The alternative-rock Web site www.trouserpress.com calls Miller's work "Either the madness of a borderline visionary or the indulgence of a studio/computer geek... but either way it works, adding depth, thematic unity and overall sonic craziness to songs that are already uncommonly strong."

Miller describes his work as "kind of dense, I gravitate toward that, because my literary background is (T.S. Eliot's) 'The Wasteland' and (James Joyce's) 'Ulysses,' the iconoclastic works of the first half of the 20th century.

"I try for a complete worldview," he says. "Most artists are savvy enough not to try to make that happen. I'm one of those... who tries to get my songs to contain all the convoluted feelings and ideas I have about how people should treat each other."

Sonically, Miller says he favors densely produced albums, because "I like a lot of cinematic drama in albums. I like a variety of moods, very orchestrated arrangements, so that you can tell that the person thought about how (the album) would unfold song-to-song."

Sacramento pop singer/songwriter Anton Barbeau, a long-time admirer of Miller, will be performing with him Saturday.

"He's capable of consistently conjuring up songs that are simultaneously complex and yet emotionally resonant and really a pleasure to listen to," says Barbeau about Miller. "The first time I saw Game Theory, I thought, 'That's the kind of rock star I want to be.' "

Another admirer of Miller's is singer-songwriter Aimee Mann, once a member of '80s pop group 'til tuesday, who has since carved out a career with her somewhat off-center songwriting. Her cult following includes movie director Paul Thomas Anderson, who based his award-winning 1999 film "Magnolia" on her songs.

Mann, for whom Miller has opened shows on occasion, is seeking to extract pop gems from Miller's often over-wrought recordings, the result being that the two are working on an album of stripped-down remakes of some of Miller's more accessible songs.

"I pitched some songs, but she'd very frankly say, 'No, I want this to be stuff that people like on first hearing.' So that's where we're going," Miller says.

Among Miller's songs that Mann has picked for the duo to record are Loud Family songs such as "Don't Respond, She Can Tell," "Last Honest Face" and "Inverness," as well as Game Theory's "Throwing the Election." They are also writing a song together.

Granted, Mann is not exactly Madonna -- her greatest post-'til tuesday claim to hits were the songs in "Magnolia" -- but she does have a great pop ear, and Miller says he's glad to have her perspective on his songs. And, he says, he is happy to have found a fellow "plodder."

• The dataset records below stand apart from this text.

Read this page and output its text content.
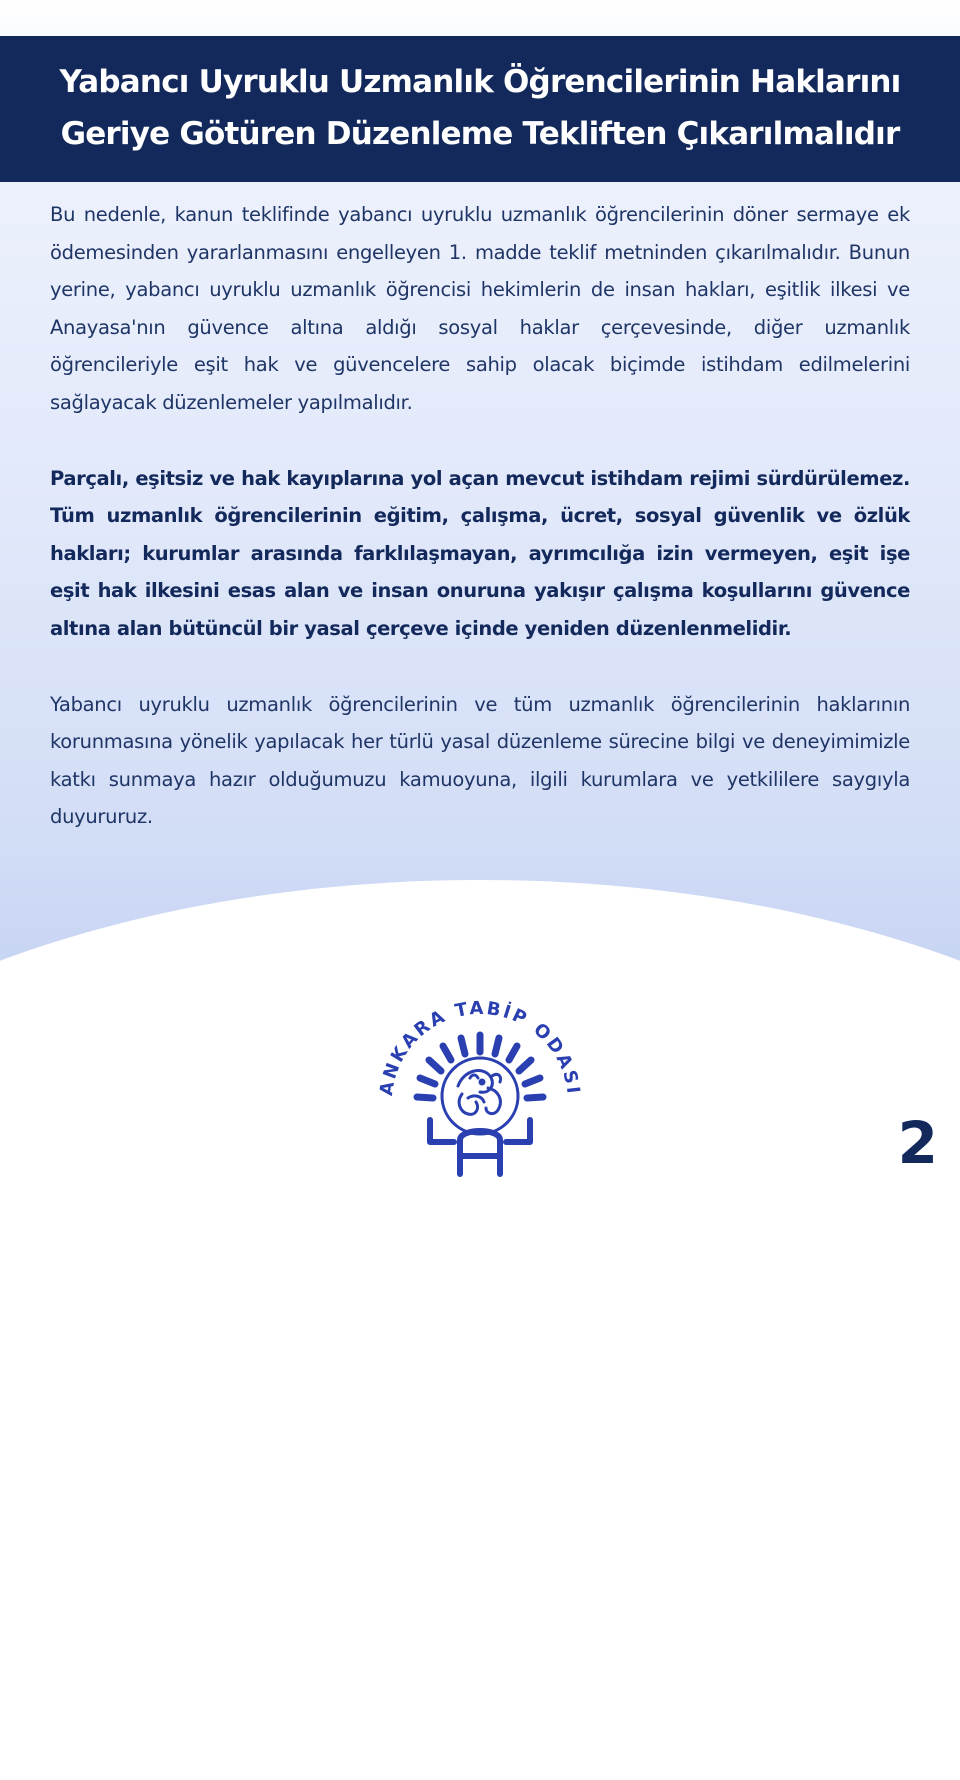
Yabancı Uyruklu Uzmanlık Öğrencilerinin Haklarını
Geriye Götüren Düzenleme Tekliften Çıkarılmalıdır

Bu nedenle, kanun teklifinde yabancı uyruklu uzmanlık öğrencilerinin döner sermaye ek ödemesinden yararlanmasını engelleyen 1. madde teklif metninden çıkarılmalıdır. Bunun yerine, yabancı uyruklu uzmanlık öğrencisi hekimlerin de insan hakları, eşitlik ilkesi ve Anayasa'nın güvence altına aldığı sosyal haklar çerçevesinde, diğer uzmanlık öğrencileriyle eşit hak ve güvencelere sahip olacak biçimde istihdam edilmelerini sağlayacak düzenlemeler yapılmalıdır.

Parçalı, eşitsiz ve hak kayıplarına yol açan mevcut istihdam rejimi sürdürülemez. Tüm uzmanlık öğrencilerinin eğitim, çalışma, ücret, sosyal güvenlik ve özlük hakları; kurumlar arasında farklılaşmayan, ayrımcılığa izin vermeyen, eşit işe eşit hak ilkesini esas alan ve insan onuruna yakışır çalışma koşullarını güvence altına alan bütüncül bir yasal çerçeve içinde yeniden düzenlenmelidir.

Yabancı uyruklu uzmanlık öğrencilerinin ve tüm uzmanlık öğrencilerinin haklarının korunmasına yönelik yapılacak her türlü yasal düzenleme sürecine bilgi ve deneyimimizle katkı sunmaya hazır olduğumuzu kamuoyuna, ilgili kurumlara ve yetkililere saygıyla duyururuz.

ANKARA TABİP ODASI
2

"I've heard these wondrous stories of people getting hits in 20-minute bursts, but I don't ever get an idea that good that quickly," he says. "I have no natural gifts, I have to work at everything. It's always been that supremely laborious process, and I think (Mann) has a similarly laborious process. We just think and think and think."

Working with Mann has made Miller think some more, and what he's thinking is that he wants "to write more straightforward songs."

Now that The Loud Family is apparently history, along with his record label, Miller says that "Part of me wants to make a very simple album, with simple chord changes, stick close to the raw feeling of how you feel for the key moment of the song."

But without pausing, he returns to form.

"On the other hand, I love great musical arrangements with Beach Boys harmonies," he says. "But you can't really have both those things. Perhaps something that has a certain stylistic purity, but admits just enough ambitious musicality to keep it seeming polychromatic and dramatic."